Located in a wooded area adjacent to a national park, Lorelei has a hard time finding wet days to build the bond fire she is accustomed to use for sculpting her raw materials. In fact, she is unwilling to create too much wood smoke in the popular national recreation area. She wants to stay eco-friendly as much as possible. However, she still has access to the family’s “burn pile” in rural Iowa where the particulate in the air settles before it becomes a health hazard. So, she continues creating works of art using burnt wood as well as continuing her “found objects” art.

In August of 2013 her work was showcased in the grand opening of Stumbo Art Gallery. In November of 2014 her work was exhibited at the Chait Gallery downtown Iowa City. She designed signage for Stumbo Galleries main building and for the auxilliary building, Gallery 110. The Iowa City Downtown Association’s Benchmarks Project’s “Cat” bench located at the Washington Street end of the Ped Mall is Lorelei’s most recent contribution to that Project.

Since 2018 Lorelei's work has been displayed and sold in Colorado through the Gilpin County Art Association, the Nederland Community Center, and at the Boulder Art Association.

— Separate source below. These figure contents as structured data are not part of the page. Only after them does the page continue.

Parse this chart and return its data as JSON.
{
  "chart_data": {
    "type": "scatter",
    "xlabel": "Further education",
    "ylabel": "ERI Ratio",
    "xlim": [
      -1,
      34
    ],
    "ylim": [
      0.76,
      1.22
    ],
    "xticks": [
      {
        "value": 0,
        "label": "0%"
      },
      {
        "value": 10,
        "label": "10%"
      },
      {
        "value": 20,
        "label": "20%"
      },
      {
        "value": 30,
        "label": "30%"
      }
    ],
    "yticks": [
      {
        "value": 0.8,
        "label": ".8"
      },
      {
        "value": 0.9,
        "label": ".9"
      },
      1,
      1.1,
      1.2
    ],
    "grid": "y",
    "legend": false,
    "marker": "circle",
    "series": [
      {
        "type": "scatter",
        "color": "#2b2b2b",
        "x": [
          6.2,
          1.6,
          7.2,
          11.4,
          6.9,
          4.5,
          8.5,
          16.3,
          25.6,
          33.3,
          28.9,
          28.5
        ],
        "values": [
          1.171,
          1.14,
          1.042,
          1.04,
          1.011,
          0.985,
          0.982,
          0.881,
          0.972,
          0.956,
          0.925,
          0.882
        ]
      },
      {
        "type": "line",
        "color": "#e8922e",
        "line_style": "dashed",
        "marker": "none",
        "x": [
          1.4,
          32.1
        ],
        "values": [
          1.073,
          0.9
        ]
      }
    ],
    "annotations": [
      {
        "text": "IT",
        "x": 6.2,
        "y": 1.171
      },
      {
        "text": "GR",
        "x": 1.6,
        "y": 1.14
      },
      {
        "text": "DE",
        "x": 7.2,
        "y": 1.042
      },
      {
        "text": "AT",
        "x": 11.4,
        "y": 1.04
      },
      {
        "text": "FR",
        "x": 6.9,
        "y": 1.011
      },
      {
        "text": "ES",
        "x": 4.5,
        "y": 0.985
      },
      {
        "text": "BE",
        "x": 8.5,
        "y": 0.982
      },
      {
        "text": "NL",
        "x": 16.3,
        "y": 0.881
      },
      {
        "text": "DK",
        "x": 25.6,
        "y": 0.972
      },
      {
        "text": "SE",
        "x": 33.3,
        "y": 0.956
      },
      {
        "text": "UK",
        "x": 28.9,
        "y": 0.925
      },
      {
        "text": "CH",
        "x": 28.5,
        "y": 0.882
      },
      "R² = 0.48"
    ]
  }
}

     "I’m near sighted. I like to get up close and personal with visual details. So, the ground, generally being the closest thing to me visually, fascinates me. The intricate and organic patterns in pavement, cement, dirt, and plant and insect life can be engrossing. Often gazing at the road in front of me I tend to see and collect small, lost items while I walk. I am fascinated with the shapes, forms, and details of these items, not their utility."
This attraction to small items led to collecting beads. To exploit the beauty intrinsic in the “flawed” appearance of natural beads I have developed a sculptural technique to create human and animal figures. These figures manifest individually as spirit dolls like my pieces “Rasta man” and “Fan Dancer” or are incorporated into found objects pieces.
     "The attraction to detailed patterns in nature might explain my affinity with burnt wood art. An artist in Normal, Illinois introduced me to a several step technique of burning wood that result in organic, non-representational sculpture. In my current work I have adapted this technique using 'found wood', construction scraps, and demolition waste which is already weathered and misshapen, to make intricately dimensional pieces that can stand on their own or serve as an environment with found objects."